You never know what you might find on a beach. Just ask Keith Moreis. During a winter stroll along the shores of Martha's Vineyard in December, 2013, Mr. Moreis found a bottle cast adrift 54 years ago. But who cast the bottle into the ocean?
For thousands of years, people cast messages in bottles into the sea for reasons of romance, distress and, importantly, science. Ancient Greek scientists studied the Mediterranean Sea by using drift bottles to measure the currents, as did modern-age researchers around the world well into the 20th century. Such was the case with our mysterious bottle.
Fast forward to September 19, 1959. On this day, scientists on board the U.S. Coast and Geodetic Ship Hydrographer released a drift bottle containing a bright pink message that read 'BREAK THIS BOTTLE' in bold letters.
Like the ancient Greeks, these researchers were studying currents employing the age-old method of casting drift bottles. Their hope was that someone would find their bottles, follow the instructions contained within, and return them to the U.S. Coast and Geodetic Survey. The location where bottles were discovered would thereby provide valuable information on area ocean currents. As it turned out, the particular bottle found by Mr. Moreis settled only about 36 miles away on the sands of Martha's Vineyard, where it presumably resided for decades!

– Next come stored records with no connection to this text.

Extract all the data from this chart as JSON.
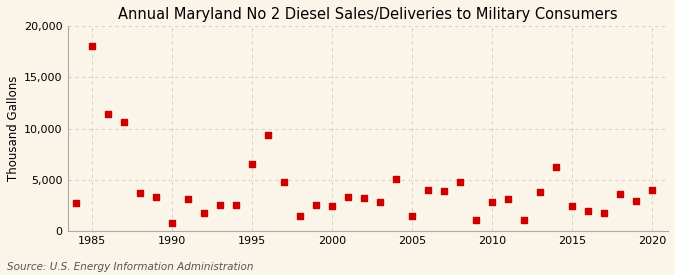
{
  "title": "Annual Maryland No 2 Diesel Sales/Deliveries to Military Consumers",
  "ylabel": "Thousand Gallons",
  "source": "Source: U.S. Energy Information Administration",
  "background_color": "#faf5e8",
  "years": [
    1984,
    1985,
    1986,
    1987,
    1988,
    1989,
    1990,
    1991,
    1992,
    1993,
    1994,
    1995,
    1996,
    1997,
    1998,
    1999,
    2000,
    2001,
    2002,
    2003,
    2004,
    2005,
    2006,
    2007,
    2008,
    2009,
    2010,
    2011,
    2012,
    2013,
    2014,
    2015,
    2016,
    2017,
    2018,
    2019,
    2020
  ],
  "values": [
    2700,
    18000,
    11400,
    10600,
    3700,
    3300,
    800,
    3100,
    1800,
    2600,
    2600,
    6500,
    9400,
    4800,
    1500,
    2600,
    2500,
    3300,
    3200,
    2800,
    5100,
    1500,
    4000,
    3900,
    4800,
    1100,
    2800,
    3100,
    1100,
    3800,
    6300,
    2500,
    2000,
    1800,
    3600,
    2900,
    4000
  ],
  "marker_color": "#cc0000",
  "marker_size": 16,
  "ylim": [
    0,
    20000
  ],
  "xlim": [
    1983.5,
    2021
  ],
  "yticks": [
    0,
    5000,
    10000,
    15000,
    20000
  ],
  "xticks": [
    1985,
    1990,
    1995,
    2000,
    2005,
    2010,
    2015,
    2020
  ],
  "grid_color": "#cccccc",
  "title_fontsize": 10.5,
  "label_fontsize": 8.5,
  "tick_fontsize": 8,
  "source_fontsize": 7.5
}
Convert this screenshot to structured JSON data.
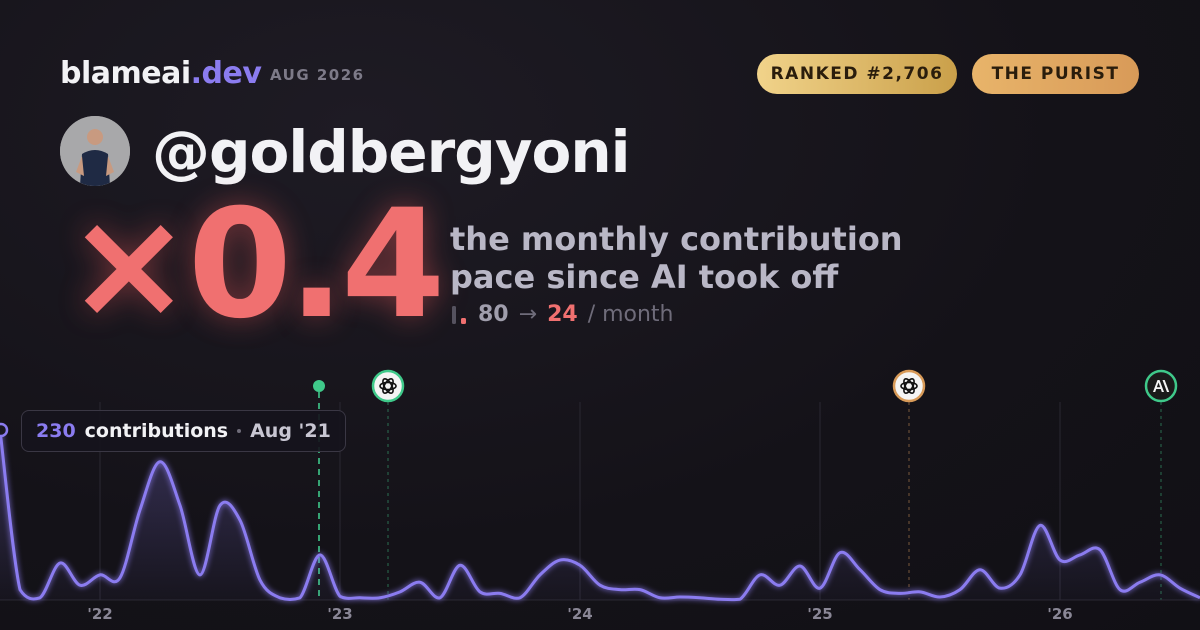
{
  "header": {
    "brand": "blameai",
    "brand_suffix": ".dev",
    "period": "AUG 2026",
    "rank_badge": "RANKED #2,706",
    "persona_badge": "THE PURIST",
    "handle": "@goldbergyoni"
  },
  "headline": {
    "multiplier": "×0.4",
    "description_line1": "the monthly contribution",
    "description_line2": "pace since AI took off",
    "before": 80,
    "arrow": "→",
    "after": 24,
    "unit": "/ month"
  },
  "chart_data": {
    "type": "line",
    "categories": [
      null,
      null,
      null,
      null,
      null,
      "'22",
      null,
      null,
      null,
      null,
      null,
      null,
      null,
      null,
      null,
      null,
      null,
      "'23",
      null,
      null,
      null,
      null,
      null,
      null,
      null,
      null,
      null,
      null,
      null,
      "'24",
      null,
      null,
      null,
      null,
      null,
      null,
      null,
      null,
      null,
      null,
      null,
      "'25",
      null,
      null,
      null,
      null,
      null,
      null,
      null,
      null,
      null,
      null,
      null,
      "'26",
      null,
      null,
      null,
      null,
      null,
      null,
      null
    ],
    "series": [
      {
        "name": "contributions",
        "color": "#8b7cf0",
        "values": [
          230,
          14,
          3,
          50,
          20,
          34,
          30,
          122,
          187,
          128,
          34,
          128,
          108,
          27,
          3,
          3,
          61,
          5,
          3,
          3,
          11,
          24,
          3,
          47,
          11,
          9,
          3,
          34,
          54,
          47,
          20,
          14,
          14,
          3,
          4,
          3,
          1,
          1,
          34,
          20,
          46,
          16,
          64,
          41,
          14,
          9,
          11,
          4,
          14,
          41,
          16,
          34,
          101,
          54,
          61,
          68,
          14,
          24,
          34,
          16,
          3
        ]
      }
    ],
    "ylim": [
      0,
      230
    ],
    "tooltip": {
      "label": "contributions",
      "date": "Aug '21"
    }
  }
}
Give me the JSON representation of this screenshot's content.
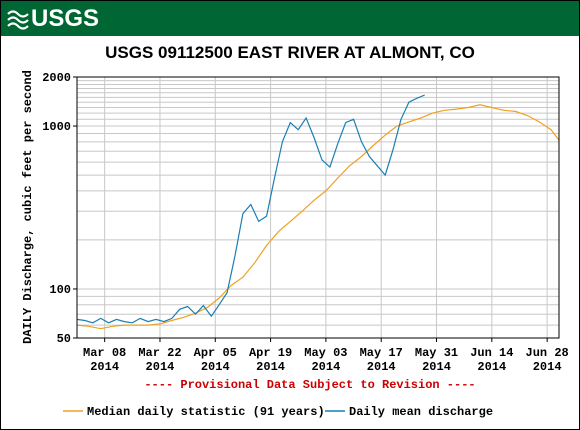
{
  "header": {
    "brand": "USGS",
    "title": "USGS 09112500 EAST RIVER AT ALMONT, CO"
  },
  "notice": "---- Provisional Data Subject to Revision ----",
  "colors": {
    "banner": "#006633",
    "median": "#f0a020",
    "mean": "#1a7fb5",
    "notice": "#cc0000"
  },
  "chart_data": {
    "type": "line",
    "ylabel": "DAILY Discharge, cubic feet per second",
    "y_scale": "log",
    "ylim": [
      50,
      2000
    ],
    "y_ticks": [
      {
        "value": 50,
        "label": "50"
      },
      {
        "value": 100,
        "label": "100"
      },
      {
        "value": 1000,
        "label": "1000"
      },
      {
        "value": 2000,
        "label": "2000"
      }
    ],
    "xlim": [
      "2014-03-01",
      "2014-07-01"
    ],
    "x_ticks": [
      {
        "date": "2014-03-08",
        "label": "Mar 08",
        "year": "2014"
      },
      {
        "date": "2014-03-22",
        "label": "Mar 22",
        "year": "2014"
      },
      {
        "date": "2014-04-05",
        "label": "Apr 05",
        "year": "2014"
      },
      {
        "date": "2014-04-19",
        "label": "Apr 19",
        "year": "2014"
      },
      {
        "date": "2014-05-03",
        "label": "May 03",
        "year": "2014"
      },
      {
        "date": "2014-05-17",
        "label": "May 17",
        "year": "2014"
      },
      {
        "date": "2014-05-31",
        "label": "May 31",
        "year": "2014"
      },
      {
        "date": "2014-06-14",
        "label": "Jun 14",
        "year": "2014"
      },
      {
        "date": "2014-06-28",
        "label": "Jun 28",
        "year": "2014"
      }
    ],
    "grid": true,
    "legend_position": "bottom",
    "series": [
      {
        "name": "Median daily statistic (91 years)",
        "color": "#f0a020",
        "points": [
          [
            "2014-03-01",
            60
          ],
          [
            "2014-03-04",
            59
          ],
          [
            "2014-03-07",
            57
          ],
          [
            "2014-03-10",
            59
          ],
          [
            "2014-03-13",
            60
          ],
          [
            "2014-03-16",
            60
          ],
          [
            "2014-03-19",
            60
          ],
          [
            "2014-03-22",
            61
          ],
          [
            "2014-03-25",
            64
          ],
          [
            "2014-03-28",
            67
          ],
          [
            "2014-03-31",
            71
          ],
          [
            "2014-04-03",
            77
          ],
          [
            "2014-04-06",
            88
          ],
          [
            "2014-04-09",
            105
          ],
          [
            "2014-04-12",
            118
          ],
          [
            "2014-04-15",
            145
          ],
          [
            "2014-04-18",
            185
          ],
          [
            "2014-04-21",
            225
          ],
          [
            "2014-04-24",
            260
          ],
          [
            "2014-04-27",
            300
          ],
          [
            "2014-04-30",
            350
          ],
          [
            "2014-05-03",
            400
          ],
          [
            "2014-05-06",
            480
          ],
          [
            "2014-05-09",
            570
          ],
          [
            "2014-05-12",
            650
          ],
          [
            "2014-05-15",
            760
          ],
          [
            "2014-05-18",
            880
          ],
          [
            "2014-05-21",
            1000
          ],
          [
            "2014-05-24",
            1060
          ],
          [
            "2014-05-27",
            1120
          ],
          [
            "2014-05-30",
            1200
          ],
          [
            "2014-06-02",
            1250
          ],
          [
            "2014-06-05",
            1270
          ],
          [
            "2014-06-08",
            1300
          ],
          [
            "2014-06-11",
            1350
          ],
          [
            "2014-06-14",
            1300
          ],
          [
            "2014-06-17",
            1250
          ],
          [
            "2014-06-20",
            1230
          ],
          [
            "2014-06-23",
            1160
          ],
          [
            "2014-06-26",
            1060
          ],
          [
            "2014-06-29",
            950
          ],
          [
            "2014-07-01",
            820
          ]
        ]
      },
      {
        "name": "Daily mean discharge",
        "color": "#1a7fb5",
        "points": [
          [
            "2014-03-01",
            65
          ],
          [
            "2014-03-03",
            64
          ],
          [
            "2014-03-05",
            62
          ],
          [
            "2014-03-07",
            66
          ],
          [
            "2014-03-09",
            62
          ],
          [
            "2014-03-11",
            65
          ],
          [
            "2014-03-13",
            63
          ],
          [
            "2014-03-15",
            62
          ],
          [
            "2014-03-17",
            66
          ],
          [
            "2014-03-19",
            63
          ],
          [
            "2014-03-21",
            65
          ],
          [
            "2014-03-23",
            63
          ],
          [
            "2014-03-25",
            66
          ],
          [
            "2014-03-27",
            75
          ],
          [
            "2014-03-29",
            78
          ],
          [
            "2014-03-31",
            70
          ],
          [
            "2014-04-02",
            79
          ],
          [
            "2014-04-04",
            68
          ],
          [
            "2014-04-06",
            80
          ],
          [
            "2014-04-08",
            95
          ],
          [
            "2014-04-10",
            160
          ],
          [
            "2014-04-12",
            290
          ],
          [
            "2014-04-14",
            330
          ],
          [
            "2014-04-16",
            260
          ],
          [
            "2014-04-18",
            280
          ],
          [
            "2014-04-20",
            480
          ],
          [
            "2014-04-22",
            800
          ],
          [
            "2014-04-24",
            1050
          ],
          [
            "2014-04-26",
            950
          ],
          [
            "2014-04-28",
            1120
          ],
          [
            "2014-04-30",
            850
          ],
          [
            "2014-05-02",
            620
          ],
          [
            "2014-05-04",
            560
          ],
          [
            "2014-05-06",
            780
          ],
          [
            "2014-05-08",
            1050
          ],
          [
            "2014-05-10",
            1100
          ],
          [
            "2014-05-12",
            800
          ],
          [
            "2014-05-14",
            650
          ],
          [
            "2014-05-16",
            570
          ],
          [
            "2014-05-18",
            500
          ],
          [
            "2014-05-20",
            720
          ],
          [
            "2014-05-22",
            1100
          ],
          [
            "2014-05-24",
            1400
          ],
          [
            "2014-05-26",
            1480
          ],
          [
            "2014-05-28",
            1550
          ]
        ]
      }
    ]
  }
}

As anyone who loves the sea knows, traditions are important amongst seafaring people. However, things have changed since the 1950s. While sending out messages in a bottle is a fun idea and can tell us something about ocean circulation, we must remember that dumping anything into the ocean violates U.S. and international law. For more on marine debris, visit NOAA Marine Debris Program.
Long Journey Home
Once he found the bottle, Keith Moreis didn't break it. Instead, he carefully opened it, read the now faded contents of the message, and contacted the Woods Hole Oceanographic Institution. Woods Hole put Mr. Moreis touch with NOAA. Though the information was no longer needed due to advanced technology, Mr. Moreis's find was greatly appreciated by both the U.S. Coast Survey and the National Geodetic Survey, which are now part of the National Ocean Service under NOAA. Today, the Center for Operational Oceanographic Products and Services is the NOAA office primarily responsible for tides and currents information for the U.S.